Kirby’s shift to 3D in Kirby and The Forgotten Land isn’t necessarily a direction future games will follow, HAL Laboratories developers say.
Kirby and The Forgotten Land is one of the most innovative games in the franchise to date bringing the pink puffball to the third dimension. Developers at HAL Laboratory say, however, that 3D won’t necessarily be the standard for Kirby games going forward.
The newest game in the franchise, Kirby and The Forgotten Land brings Kirby into a 3D world not seen in the series before. Kirby and the Waddle Dees have been sucked through a wormhole to an abandoned city. Kirby must save all the Waddle Dees so they can rebuild their new town that had been destroyed.
HAL Laboratory’s general director Shinya Kumazaki said in an interview with the Washington Post that 3D Kirby games won’t necessarily be the standard in the future.

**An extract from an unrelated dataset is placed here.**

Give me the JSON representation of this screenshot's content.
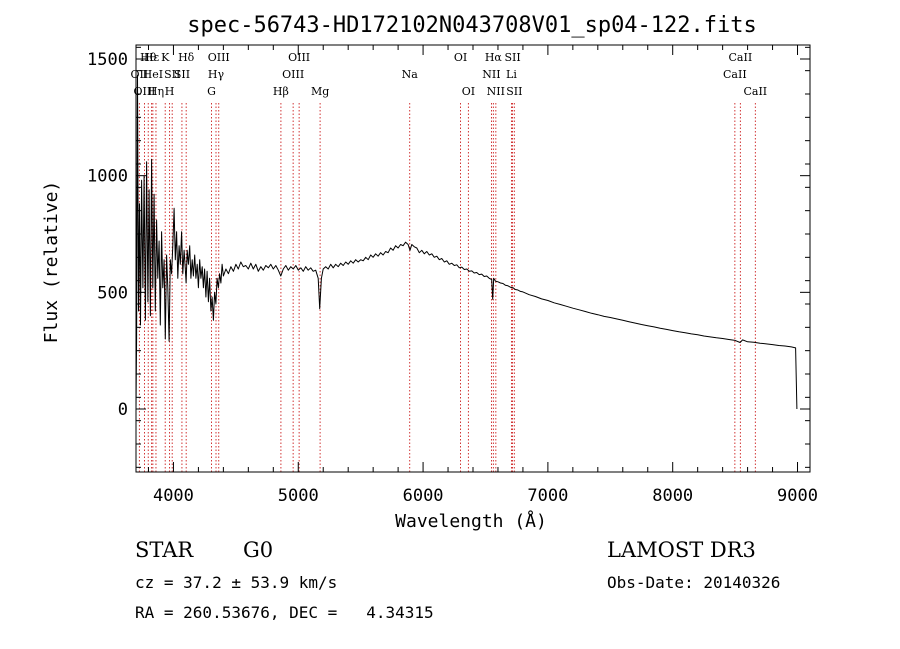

He goes on to say that Nintendo is on the same page with HAL on this subject and “We hope to go beyond what is currently imaginable and challenge ourselves to create new and innovative Kirby games”. He also considered the newest Kirby game one of those challenges that have come into fruition and that the developers will continue to explore the trials and errors of other ideas and not limit games to only 3D.
Kirby and The Forgotten Land follows in the footsteps of Super Mario Odyssey with the experimentation of bringing the franchises to a 3D world outside the original worlds of the games, with Super Mario 64 being Mario’s first real foray into the 3D gaming world. Kirby on the other hand has become slightly three-dimensional in most previous games but still kept to the traditional 2D platforming standard the games were known for, with a slight exception being Kirby 64 The Crystal Shards. Kirby and The Forgotten Land with its major potential is a step towards a whole new era of innovative games for the franchise going forward.
It’s great to hear the optimism from HAL to keep wanting to try new things with Kirby games as it always has in the past. Kirby 64, Kirby’s Epic Yarn, and Kirby and the Rainbow Curse are some of the most notable examples of HAL experimenting with different, innovative art styles in past games. Kirby and the Forgotten Land takes fans back to Kirby 64 with more freeform movement for Kirby that hasn’t been seen in the series before.
HAL Laboratory has always been known for its trial and error in regard to any Kirby game it makes and Kirby and the Forgotten Land is just another trial of a new kind of game for the franchise. Who knows what HAL will come up next for the adorable pink puffball, especially with Kirby‘s 30th Anniversary on the horizon.
Kirby and the Forgotten Land is out now on Nintendo Switch.